This post has been updated to reflect new developments:
Tuesday, 2:07 p.m.
According to Michigan Public Radio Network's Rick Pluta, the state may in fact be willing to work with the district to put kids back in school soon. The Buena Vista School Board will meet tonight. If the board can approve a "deficit reduction plan" that is then approved by the state, school aid payments would begin to flow again and the school could re-open. If that doesn't work, plan B is the federally-funded skills camp model.
Tuesday 11:00 a.m.
By far the least important, but most commented on, aspect of this story is how Buena Vista is pronounced. I'm getting this out of the way. It's pronounced Be-you-nuh Vis-tah. I know this bothers many people and is not the correct way to say buena vista if you were speaking Spanish, or just not mangling Spanish. But that's the way the school district is pronounced. I promise.

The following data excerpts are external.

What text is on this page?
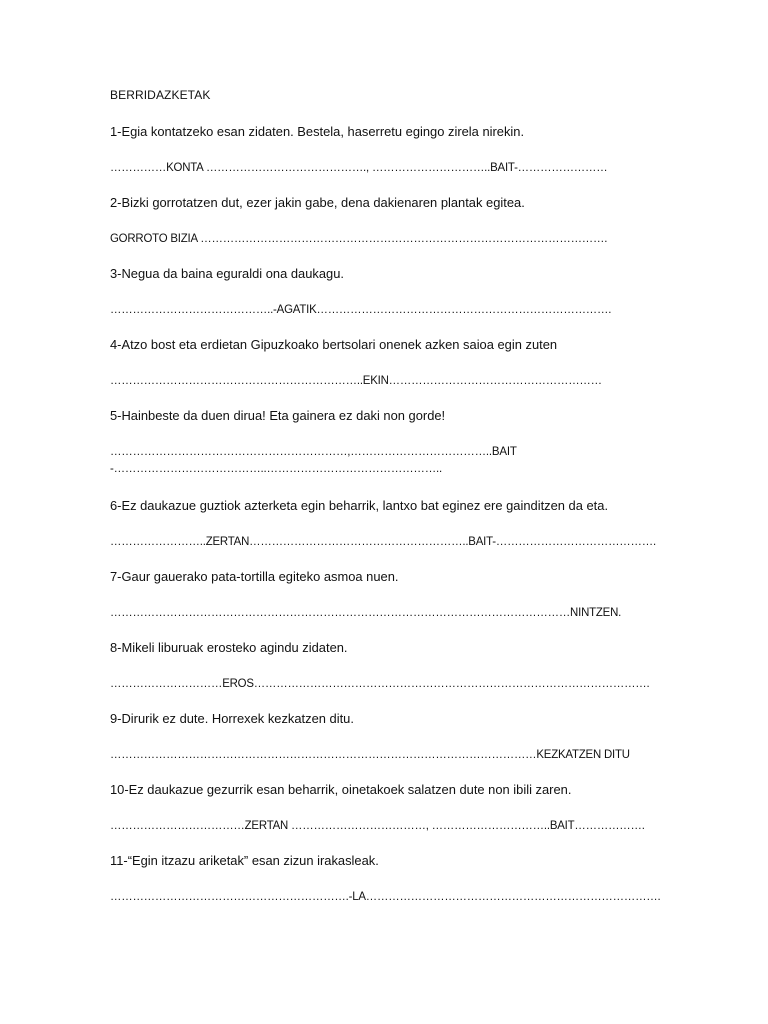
BERRIDAZKETAK
1-Egia kontatzeko esan zidaten. Bestela, haserretu egingo zirela nirekin.
……………KONTA ……………………………………., …………………………..BAIT-……………………
2-Bizki gorrotatzen dut, ezer jakin gabe, dena dakienaren plantak egitea.
GORROTO BIZIA ……………………………………………………………………………………………….
3-Negua da baina eguraldi ona daukagu.
……………………………………..-AGATIK…………………………………………………………………….
4-Atzo bost eta erdietan Gipuzkoako bertsolari onenek azken saioa egin zuten
…………………………………………………………..EKIN…………………………………………………
5-Hainbeste da duen dirua! Eta gainera ez daki non gorde!
………………………………………………………,………………………………..BAIT-…………………………………..………………………………………..
6-Ez daukazue guztiok azterketa egin beharrik, lantxo bat eginez ere gainditzen da eta.
……………………..ZERTAN…………………………………………………..BAIT-…………………………………….
7-Gaur gauerako pata-tortilla egiteko asmoa nuen.
……………………………………………………………………………………………………………NINTZEN.
8-Mikeli liburuak erosteko agindu zidaten.
…………………………EROS…………………………………………………………………………………………….
9-Dirurik ez dute. Horrexek kezkatzen ditu.
……………………………………………………………………………………………………KEZKATZEN DITU
10-Ez daukazue gezurrik esan beharrik, oinetakoek salatzen dute non ibili zaren.
………………………………ZERTAN ………………………………, …………………………..BAIT……………….
11-“Egin itzazu ariketak” esan zizun irakasleak.
……………………………………………………….-LA…………………………………………………………………….
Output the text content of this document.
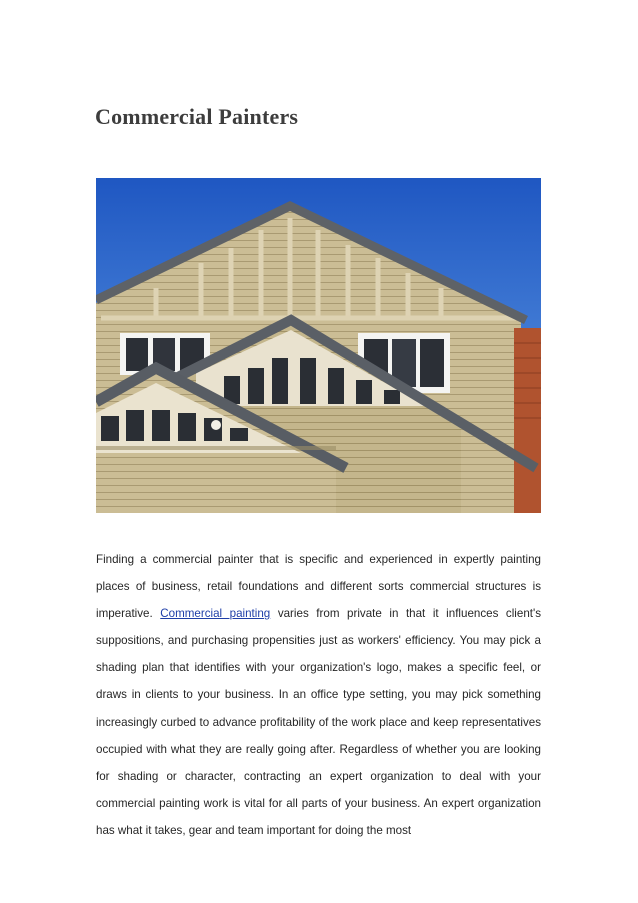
Commercial Painters

Finding a commercial painter that is specific and experienced in expertly painting places of business, retail foundations and different sorts commercial structures is imperative. Commercial painting varies from private in that it influences client's suppositions, and purchasing propensities just as workers' efficiency. You may pick a shading plan that identifies with your organization's logo, makes a specific feel, or draws in clients to your business. In an office type setting, you may pick something increasingly curbed to advance profitability of the work place and keep representatives occupied with what they are really going after. Regardless of whether you are looking for shading or character, contracting an expert organization to deal with your commercial painting work is vital for all parts of your business. An expert organization has what it takes, gear and team important for doing the most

So what's happening there and why aren't kids in school yet? The State Board of Education is meeting today to potentially approve a deal for the Buena Vista school district. Using federal money, not state (the state made it clear they were not going to help), kids who haven't transferred into another district already can probably go to voluntary "skills camp" until the end of school. Like summer school, only not in the summertime.
Let's see who tries to take credit for opening the school doors again.
It's been nine days since the Buena Vista schools fired all its teachers and told their students to go home and not bother coming back. There were five more weeks of school and no ceremonies to celebrate their successes or let them say goodbye to teachers and friends.
The state did step in to help Pontiac schools last week. Maybe it's a "too big to fail" thing?
Updates as the situation progresses.